I realized they only play the same 4 episodes

That's all the youtube channels. You only get 4 episodes and you will be happy.

Adam turned his kid into a tranny. No wonder Jamie didnt want him anywhere near his

Makes sense.

Why didn't he want the raping blob around his family

He didn't want his children raped, duh

Too much competition. Many such cases.

Kevin James would crush that bed if he even breathed on it.

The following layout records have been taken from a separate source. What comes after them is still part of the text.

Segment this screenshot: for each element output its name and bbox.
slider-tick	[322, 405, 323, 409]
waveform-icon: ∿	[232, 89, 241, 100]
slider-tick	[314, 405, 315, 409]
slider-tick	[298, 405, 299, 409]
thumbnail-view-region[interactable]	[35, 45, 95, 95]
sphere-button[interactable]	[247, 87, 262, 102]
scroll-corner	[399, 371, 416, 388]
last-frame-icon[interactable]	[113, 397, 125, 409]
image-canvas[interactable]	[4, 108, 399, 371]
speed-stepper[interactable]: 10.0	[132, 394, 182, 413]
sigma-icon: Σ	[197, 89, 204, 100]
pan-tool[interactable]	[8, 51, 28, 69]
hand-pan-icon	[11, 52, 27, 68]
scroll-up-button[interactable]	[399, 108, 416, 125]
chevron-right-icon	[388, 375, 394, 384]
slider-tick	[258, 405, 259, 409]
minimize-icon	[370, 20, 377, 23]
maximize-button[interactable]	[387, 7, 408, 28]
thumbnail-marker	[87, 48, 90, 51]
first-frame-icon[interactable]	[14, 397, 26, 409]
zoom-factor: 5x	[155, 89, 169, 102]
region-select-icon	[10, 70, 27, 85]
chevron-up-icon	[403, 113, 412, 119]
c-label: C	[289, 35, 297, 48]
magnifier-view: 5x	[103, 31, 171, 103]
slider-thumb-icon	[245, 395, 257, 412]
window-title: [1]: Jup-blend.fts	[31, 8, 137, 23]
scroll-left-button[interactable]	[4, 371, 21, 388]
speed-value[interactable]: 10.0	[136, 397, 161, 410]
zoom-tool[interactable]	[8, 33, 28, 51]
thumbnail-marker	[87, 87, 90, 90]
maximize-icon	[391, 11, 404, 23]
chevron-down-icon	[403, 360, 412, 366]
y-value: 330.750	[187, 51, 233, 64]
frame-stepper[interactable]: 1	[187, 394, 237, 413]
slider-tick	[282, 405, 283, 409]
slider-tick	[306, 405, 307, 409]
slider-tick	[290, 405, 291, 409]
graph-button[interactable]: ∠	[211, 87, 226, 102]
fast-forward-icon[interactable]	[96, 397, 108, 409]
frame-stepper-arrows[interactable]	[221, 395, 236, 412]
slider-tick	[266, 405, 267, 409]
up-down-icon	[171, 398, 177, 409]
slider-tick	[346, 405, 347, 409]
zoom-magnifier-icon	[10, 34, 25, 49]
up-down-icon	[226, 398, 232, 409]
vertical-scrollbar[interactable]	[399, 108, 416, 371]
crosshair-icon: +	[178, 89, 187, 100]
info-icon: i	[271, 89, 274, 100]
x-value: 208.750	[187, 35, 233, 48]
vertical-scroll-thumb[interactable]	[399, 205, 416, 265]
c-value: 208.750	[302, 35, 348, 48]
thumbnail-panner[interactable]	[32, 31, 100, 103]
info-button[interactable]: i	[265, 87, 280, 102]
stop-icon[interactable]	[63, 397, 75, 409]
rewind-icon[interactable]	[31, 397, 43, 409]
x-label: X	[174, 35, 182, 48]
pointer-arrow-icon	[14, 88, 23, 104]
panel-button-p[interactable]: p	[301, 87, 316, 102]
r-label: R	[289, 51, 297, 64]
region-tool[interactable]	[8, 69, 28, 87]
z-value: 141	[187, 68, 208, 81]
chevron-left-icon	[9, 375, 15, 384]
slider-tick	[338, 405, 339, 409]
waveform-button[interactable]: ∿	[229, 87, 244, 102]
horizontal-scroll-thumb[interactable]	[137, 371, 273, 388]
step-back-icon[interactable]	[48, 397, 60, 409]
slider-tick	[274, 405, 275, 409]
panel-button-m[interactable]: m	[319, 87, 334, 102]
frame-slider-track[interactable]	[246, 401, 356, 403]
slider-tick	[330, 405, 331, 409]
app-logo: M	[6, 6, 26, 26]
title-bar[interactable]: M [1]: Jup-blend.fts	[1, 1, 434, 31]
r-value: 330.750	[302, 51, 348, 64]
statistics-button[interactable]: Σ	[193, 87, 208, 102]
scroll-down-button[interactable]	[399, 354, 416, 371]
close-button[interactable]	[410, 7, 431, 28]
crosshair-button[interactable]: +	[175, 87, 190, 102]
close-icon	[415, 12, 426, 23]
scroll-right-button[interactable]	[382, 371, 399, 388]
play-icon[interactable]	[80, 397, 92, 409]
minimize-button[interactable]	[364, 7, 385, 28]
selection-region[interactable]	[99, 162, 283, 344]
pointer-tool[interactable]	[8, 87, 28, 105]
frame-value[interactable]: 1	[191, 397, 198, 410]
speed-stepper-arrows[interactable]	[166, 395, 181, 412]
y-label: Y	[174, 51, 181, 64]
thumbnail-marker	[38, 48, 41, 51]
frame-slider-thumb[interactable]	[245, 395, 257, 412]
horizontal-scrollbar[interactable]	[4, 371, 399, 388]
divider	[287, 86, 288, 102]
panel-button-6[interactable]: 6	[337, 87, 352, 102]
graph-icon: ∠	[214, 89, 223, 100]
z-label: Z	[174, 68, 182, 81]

I hated this show so fucking much
I have no idea how people could like this dogshit
Even that fucking narrator makes me grit my teeth in pain

Always wanted to watch Mythbusters, but this dude seems like such a mood killer.

Are you a car mechanic?

remember junkyard wars
that sucked

Back in 2007 or so my high school had a new class called "Wildlife Recreation) but it had zero curriculum. Not text books, no plans, nothing. So the teacher just played MythBusters and Dirty Jobs the entire fucking year and had us write down ten facts from each episode which I am positive he never actually read. The room had a computer in it for some reason (I assume for students to research animal stuff) so the niggers just played music on it whenever the teacher said "do whatever" then kicked back in his desk. He told me I should seriously consider a career path in wildlife and I was bewildered because why would he say that when we never fucking really did anything but write down some quotes from documentaries and shit?

Adam Savage is the most Jewish name imaginable.

Jamie is definitely not the mood killer and seeing him being forced to interact with Adam's spastic ass is fucking hilarious at points. That was the whole shtick. Adam is an annoying spaz while Jamie is clearly thinking "fuck I hate this guy and I do not want to be here."